And yeah, code reviews don't happen in the real world.
Admin
My code! The functions do nothing!
Admin
"Like"
Admin
Good one! lol heh heh...
Admin
I think the idea is that blank lines (keeping in mind that in the proposed system semicolons are forced into one-per-line mode and then deleted) don't count.
Admin
@BumbleBeeTuna.... LMAO!!!! :-D
I think the above "coders" are rather over qualified... they should really aspire to McDonalds Floor Sweeping positions.
Admin
I would not trust a twos complement calculated by a manager either. Not even a ones complement.
Admin
Or are there more undisclosed behaviors that make it impossible to refute dohpaz42's line-/statement-counting algorithm?
Admin
I've come across over-enginneered stuff like this before. One program in particular I've inherited is a GUI app which lists Crystal reports and parameters and launches the reports once you've picked them and their respective parameters.
The end-result was perfectly fine and did what was expected. Problem was, if you needed to find out where a particular piece of code was affecting the program results, you'd go through three or four levels of abstraction. Seriously, the previous programmer wrote an N-tiered application for something which could have taken a day or two to do; and not messy either.
My favourite example is where report parameters are referenced. The program has an enum for parameters such as 'REPORT_PAREMATER_0' whose value was zero. It went on from there to about parameter #10 with no consideration that a given report could have more parameters, say 11 or 12.
A relatively green programmer would likely take the enum as gospel and inform all users they could not have more than ten parameters, sorry if I sound arrogant, but changing all references to the enum to literals (for instance Parameter(0) instead of Parameter(REPORT_PARAMETER_0) saved a lot of typing and potential limitations.
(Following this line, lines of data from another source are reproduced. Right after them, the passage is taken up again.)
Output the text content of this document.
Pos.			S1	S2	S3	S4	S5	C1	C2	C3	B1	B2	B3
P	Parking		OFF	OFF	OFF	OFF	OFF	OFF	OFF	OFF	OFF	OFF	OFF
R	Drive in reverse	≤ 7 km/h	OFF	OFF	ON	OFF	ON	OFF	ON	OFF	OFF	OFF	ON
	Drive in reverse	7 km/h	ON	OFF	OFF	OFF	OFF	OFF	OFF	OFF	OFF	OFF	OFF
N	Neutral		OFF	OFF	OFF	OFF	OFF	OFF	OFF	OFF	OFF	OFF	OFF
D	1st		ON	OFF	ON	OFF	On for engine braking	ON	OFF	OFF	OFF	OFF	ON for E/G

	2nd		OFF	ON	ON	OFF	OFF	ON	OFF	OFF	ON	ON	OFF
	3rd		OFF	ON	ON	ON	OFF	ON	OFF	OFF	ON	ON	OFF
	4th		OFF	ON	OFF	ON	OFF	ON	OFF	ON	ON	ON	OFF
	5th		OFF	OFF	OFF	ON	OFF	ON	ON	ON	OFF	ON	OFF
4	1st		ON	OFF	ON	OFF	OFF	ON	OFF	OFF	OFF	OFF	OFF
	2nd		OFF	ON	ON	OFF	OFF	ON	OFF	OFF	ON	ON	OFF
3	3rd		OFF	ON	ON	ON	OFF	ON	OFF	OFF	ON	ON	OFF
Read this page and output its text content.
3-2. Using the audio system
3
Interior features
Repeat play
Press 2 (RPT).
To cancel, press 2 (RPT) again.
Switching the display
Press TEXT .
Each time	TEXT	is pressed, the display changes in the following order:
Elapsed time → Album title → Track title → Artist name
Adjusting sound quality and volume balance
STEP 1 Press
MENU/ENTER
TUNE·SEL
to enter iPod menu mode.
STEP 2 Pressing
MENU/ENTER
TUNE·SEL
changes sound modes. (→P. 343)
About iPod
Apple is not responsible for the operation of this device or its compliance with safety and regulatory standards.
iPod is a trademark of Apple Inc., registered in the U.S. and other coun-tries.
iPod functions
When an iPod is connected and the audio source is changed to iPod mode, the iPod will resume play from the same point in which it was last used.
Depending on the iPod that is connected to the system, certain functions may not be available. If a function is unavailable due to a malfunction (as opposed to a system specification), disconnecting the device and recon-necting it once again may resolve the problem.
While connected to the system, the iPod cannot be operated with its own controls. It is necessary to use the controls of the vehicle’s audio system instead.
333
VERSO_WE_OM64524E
I might take it a step further in the future, and comment out the enum, but that might just piss it off.
Admin
Interesting to see this is doing the rounds. One of my apprentices actually wrote this in December 2010 and I submitted it via the plugin, but for some reason that post never showed up on the site. I guess the people I emailed it to also passed it on and eventually it got to someone who took credit for it on here.